Thursday was a big day for vulnerability announcements, but not necessarily for big vulnerabilities. Cisco on Thursday announced two problems with its products, one of which had the potential to be serious. A potentially serious problem with Samba appeared on Bugtraq, and Veritas reported a problem with Backup Exec versions 8 and 9. None of the problems should cause trouble for companies with good security practices.
Perhaps the most serious vulnerability to be announced Thursday affects Cisco Unity versions 2, 3 and 4. Cisco’s converged communications product reportedly creates several user accounts with default passwords. If your network manager doesn’t change the default passwords after installing Unity, outside users could log in to your network with administrator-level functions.
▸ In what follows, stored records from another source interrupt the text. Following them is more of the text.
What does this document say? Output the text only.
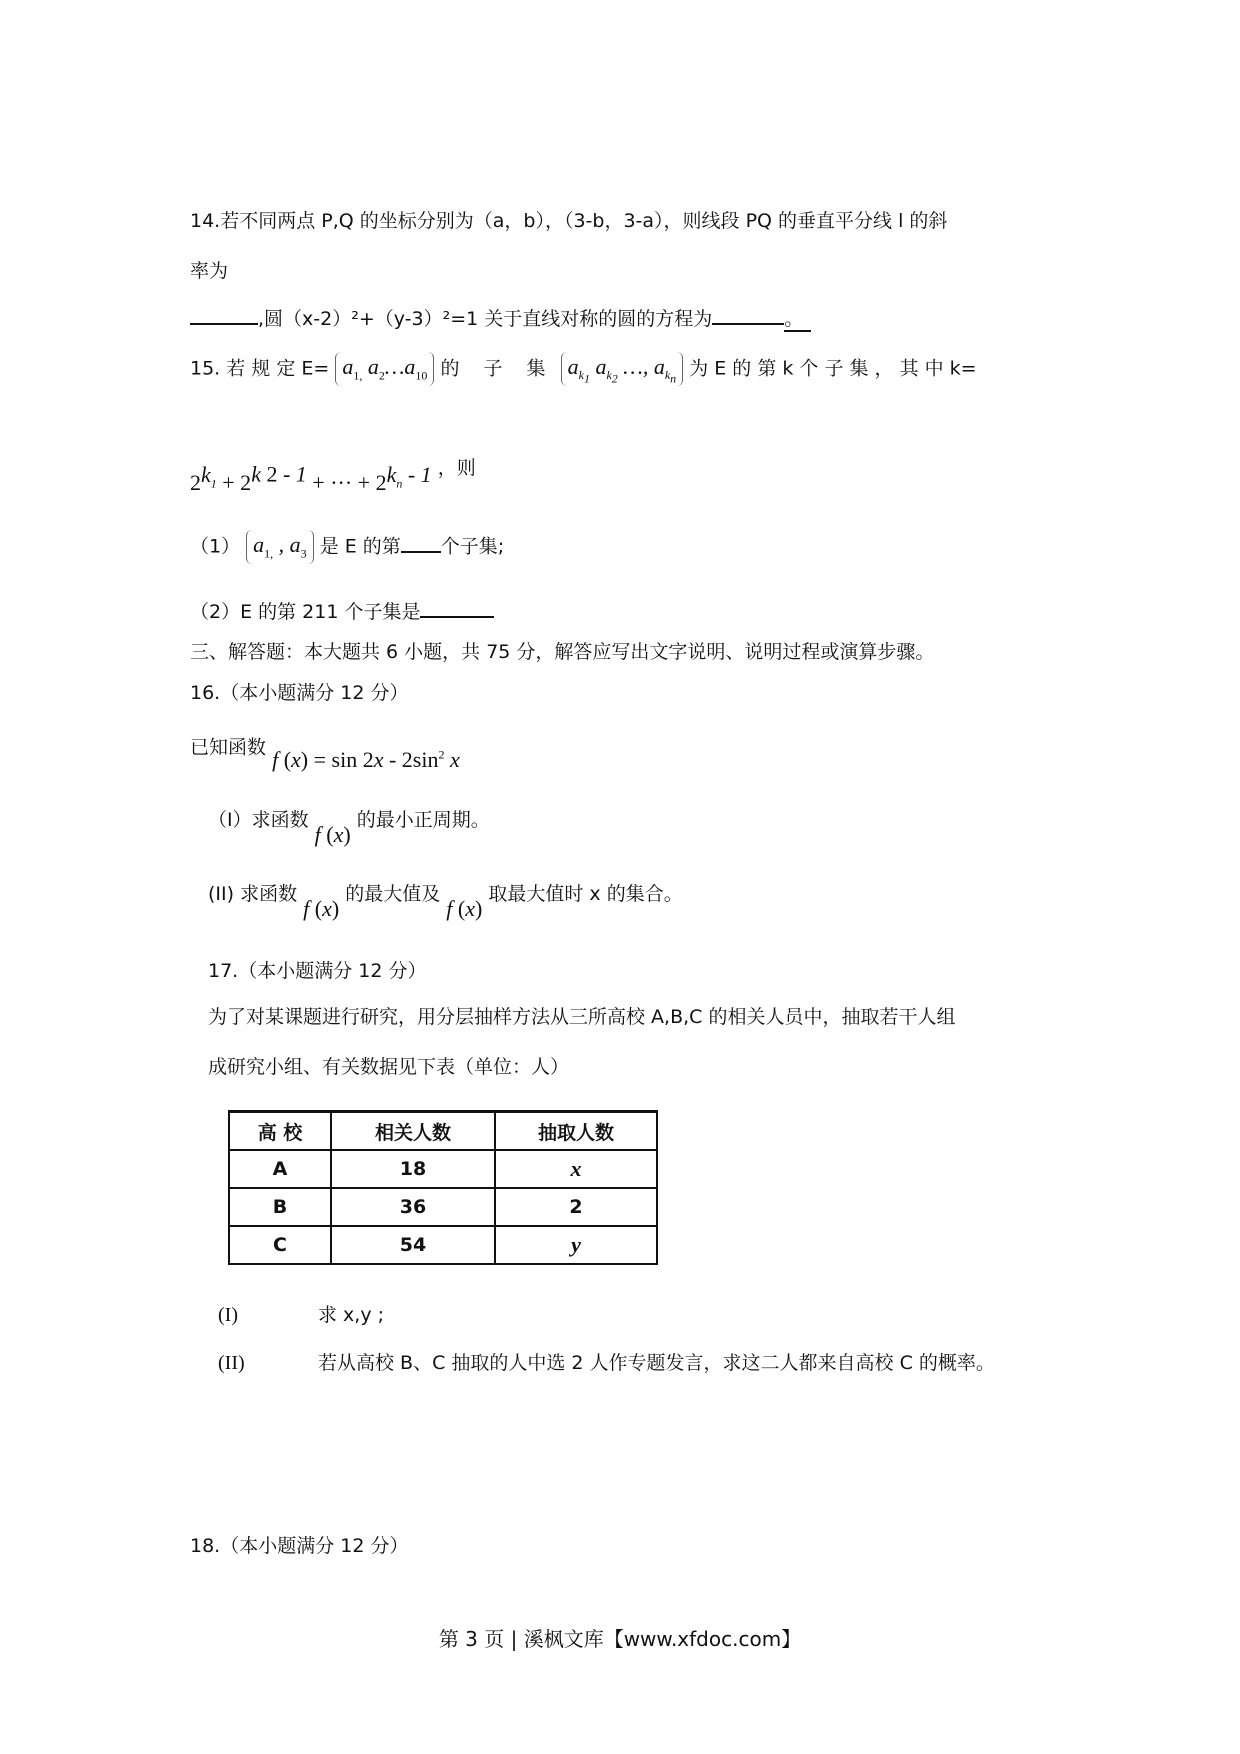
14.若不同两点 P,Q 的坐标分别为（a，b），（3-b，3-a），则线段 PQ 的垂直平分线 l 的斜
率为
,圆（x-2）²+（y-3）²=1 关于直线对称的圆的方程为	。
15. 若 规 定 $E= a_{1,}$ $a_2\dots a_{10}$ 的 子 集 $a_{k_1}$ $a_{k_2}$ …, $a_{k_n}$ 为 E 的 第 k 个 子 集 ， 其 中 k=
$2^{k_1} + 2^{k 2 - 1}$ + ··· + $2^{k_n - 1}$ ，则
（1） $a_{1,}$ , $a_3$ 是 E 的第 个子集;
（2）E 的第 211 个子集是
三、解答题：本大题共 6 小题，共 75 分，解答应写出文字说明、说明过程或演算步骤。
16.（本小题满分 12 分）
已知函数 f $(x) = \sin 2x - 2\sin^2$ x
（I）求函数 f (x) 的最小正周期。
(II) 求函数 f (x) 的最大值及 f (x) 取最大值时 x 的集合。
17.（本小题满分 12 分）
为了对某课题进行研究，用分层抽样方法从三所高校 A,B,C 的相关人员中，抽取若干人组
成研究小组、有关数据见下表（单位：人）
高 校	相关人数	抽取人数
A	18	x
B	36	2
C	54	y
(I)	求 x,y ;
(II)	若从高校 B、C 抽取的人中选 2 人作专题发言，求这二人都来自高校 C 的概率。
18.（本小题满分 12 分）
第 3 页 | 溪枫文库【www.xfdoc.com】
The solution is to change the passwords on those accounts to something besides the default setting. According to Cisco’s announcement, normal practice when software is installed is to ask the administrator for a password for each account rather than just creating a default. Details on this vulnerability can be found on Cisco’s Web site.
Cisco announced that the same problem appears in Cisco Guard, the company’s denial-of-service mitigation appliance, prior to version 3.1. As is the case with Unity, this product comes with a default password that needs to be changed. In this case, it’s the root password for the device itself.
As is the case with the Unity vulnerability, the immediate solution is to change the password. Details are available here.
The vulnerability in Backup Exec versions 8 and 9 reported by Veritas allows an intruder to gain access to domain administrative accounts by creating a stack-based buffer overflow. This in turn allows the intruder to execute arbitrary code under one of the service processes. Veritas already has a hot fix available for download here. The company says versions 8.5 and 9.1 are affected and can be updated.
Earlier versions also may share this vulnerability, but updates for those are not available because Veritas no longer supports them. The company also said the vulnerability can be worked around by simply installing a firewall to protect trusted workstations.
Samba, the Windows file-sharing utility for Linux, is reported to have an integer overflow problem that can allow an intruder to gain root access to the machine it’s installed on. However, for that to happen, the intruder would still have to have the proper credentials.
Click here to read about Samba 3.0.
This vulnerability affects versions of Samba through 3.0.9. Unsuccessful efforts to exploit this vulnerability will leave error messages in the system logs. A patch that will fix the affected code can be found here.